My projects center on language and intercultural learning in study abroad, telecollaboration, and the classroom, primarily for U.S. learners of Arabic. I use mixed methods and critical approaches, and my overall goal is to develop a strong research-practice cycle.
Although study abroad is popularly imagined as the ultimate opportunity for language and intercultural learning, research on this topic (including my own on Arabic learners) demonstrates that this is not always the case. I research both the ideologies surrounding study abroad and the actual practices learners engage in abroad with the goal of developing courses and programmatic recommendations that allow all students to achieve the goals of language and intercultural learning abroad.

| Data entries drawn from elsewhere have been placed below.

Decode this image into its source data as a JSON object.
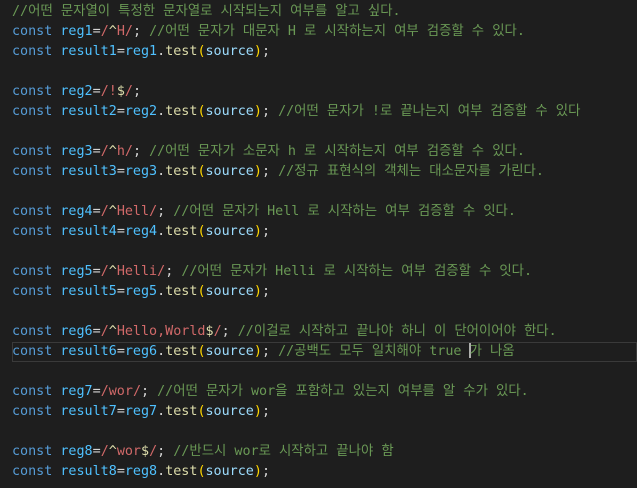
{
  "editor": {
    "line1": {
      "comment": "//어떤 문자열이 특정한 문자열로 시작되는지 여부를 알고 싶다."
    },
    "line2": {
      "kw": "const",
      "var": "reg1",
      "eq": "=",
      "rx_open": "/",
      "rx_anchor": "^",
      "rx_body": "H",
      "rx_close": "/",
      "semi": ";",
      "comment": "//어떤 문자가 대문자 H 로 시작하는지 여부 검증할 수 있다."
    },
    "line3": {
      "kw": "const",
      "var": "result1",
      "eq": "=",
      "obj": "reg1",
      "dot": ".",
      "fn": "test",
      "paren_open": "(",
      "arg": "source",
      "paren_close": ")",
      "semi": ";"
    },
    "line5": {
      "kw": "const",
      "var": "reg2",
      "eq": "=",
      "rx_open": "/",
      "rx_body": "!",
      "rx_dollar": "$",
      "rx_close": "/",
      "semi": ";"
    },
    "line6": {
      "kw": "const",
      "var": "result2",
      "eq": "=",
      "obj": "reg2",
      "dot": ".",
      "fn": "test",
      "paren_open": "(",
      "arg": "source",
      "paren_close": ")",
      "semi": ";",
      "comment": "//어떤 문자가 !로 끝나는지 여부 검증할 수 있다"
    },
    "line8": {
      "kw": "const",
      "var": "reg3",
      "eq": "=",
      "rx_open": "/",
      "rx_anchor": "^",
      "rx_body": "h",
      "rx_close": "/",
      "semi": ";",
      "comment": "//어떤 문자가 소문자 h 로 시작하는지 여부 검증할 수 있다."
    },
    "line9": {
      "kw": "const",
      "var": "result3",
      "eq": "=",
      "obj": "reg3",
      "dot": ".",
      "fn": "test",
      "paren_open": "(",
      "arg": "source",
      "paren_close": ")",
      "semi": ";",
      "comment": "//정규 표현식의 객체는 대소문자를 가린다."
    },
    "line11": {
      "kw": "const",
      "var": "reg4",
      "eq": "=",
      "rx_open": "/",
      "rx_anchor": "^",
      "rx_body": "Hell",
      "rx_close": "/",
      "semi": ";",
      "comment": "//어떤 문자가 Hell 로 시작하는 여부 검증할 수 잇다."
    },
    "line12": {
      "kw": "const",
      "var": "result4",
      "eq": "=",
      "obj": "reg4",
      "dot": ".",
      "fn": "test",
      "paren_open": "(",
      "arg": "source",
      "paren_close": ")",
      "semi": ";"
    },
    "line14": {
      "kw": "const",
      "var": "reg5",
      "eq": "=",
      "rx_open": "/",
      "rx_anchor": "^",
      "rx_body": "Helli",
      "rx_close": "/",
      "semi": ";",
      "comment": "//어떤 문자가 Helli 로 시작하는 여부 검증할 수 잇다."
    },
    "line15": {
      "kw": "const",
      "var": "result5",
      "eq": "=",
      "obj": "reg5",
      "dot": ".",
      "fn": "test",
      "paren_open": "(",
      "arg": "source",
      "paren_close": ")",
      "semi": ";"
    },
    "line17": {
      "kw": "const",
      "var": "reg6",
      "eq": "=",
      "rx_open": "/",
      "rx_anchor": "^",
      "rx_body": "Hello,World",
      "rx_dollar": "$",
      "rx_close": "/",
      "semi": ";",
      "comment": "//이걸로 시작하고 끝나야 하니 이 단어이어야 한다."
    },
    "line18": {
      "kw": "const",
      "var": "result6",
      "eq": "=",
      "obj": "reg6",
      "dot": ".",
      "fn": "test",
      "paren_open": "(",
      "arg": "source",
      "paren_close": ")",
      "semi": ";",
      "comment_a": "//공백도 모두 일치해야 true ",
      "comment_b": "가 나옴"
    },
    "line20": {
      "kw": "const",
      "var": "reg7",
      "eq": "=",
      "rx_open": "/",
      "rx_body": "wor",
      "rx_close": "/",
      "semi": ";",
      "comment": "//어떤 문자가 wor을 포함하고 있는지 여부를 알 수가 있다."
    },
    "line21": {
      "kw": "const",
      "var": "result7",
      "eq": "=",
      "obj": "reg7",
      "dot": ".",
      "fn": "test",
      "paren_open": "(",
      "arg": "source",
      "paren_close": ")",
      "semi": ";"
    },
    "line23": {
      "kw": "const",
      "var": "reg8",
      "eq": "=",
      "rx_open": "/",
      "rx_anchor": "^",
      "rx_body": "wor",
      "rx_dollar": "$",
      "rx_close": "/",
      "semi": ";",
      "comment": "//반드시 wor로 시작하고 끝나야 함"
    },
    "line24": {
      "kw": "const",
      "var": "result8",
      "eq": "=",
      "obj": "reg8",
      "dot": ".",
      "fn": "test",
      "paren_open": "(",
      "arg": "source",
      "paren_close": ")",
      "semi": ";"
    }
  }
}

Genre-Based Approaches in the classroom
Genre-based approaches to language learning emphasize the link between linguistic elements and the context in which they are used. I develop and research curriculum and materials using these theories and Can-Do Statements with the goal of creating resources that allow all students to achieve their goals in Arabic.
Telecollaboration refers to the use of the internet to promote interaction between learners and/or experts in different geographic areas, such as an Arabic learner with an Egyptian university student. As with study abroad, this contact is frequently assumed to lead to enhanced language and intercultural learning, but research demonstrates that this is not always the case. I focus on telecollaboration as a way to enhance language and intercultural learning in the classroom and to extend the study abroad experience, with an emphasis on designing and researching activities that lead to language and intercultural development.
Acquisition of sociolinguistic variation
The acquisition of sociolinguistic variation refers to language learners' ability to vary their speech to index social meaning, such as informality or belonging to a particular social group. In Arabic, a diglossic language, this overlaps with learners' ability to acquire both Modern Standard Arabic and colloquial varieties. I use mixed methods to examine how learners interact with sociolinguistic variation in Arabic, analyze their development, and develop materials that promote learners' ability to interact in a variety of social contexts.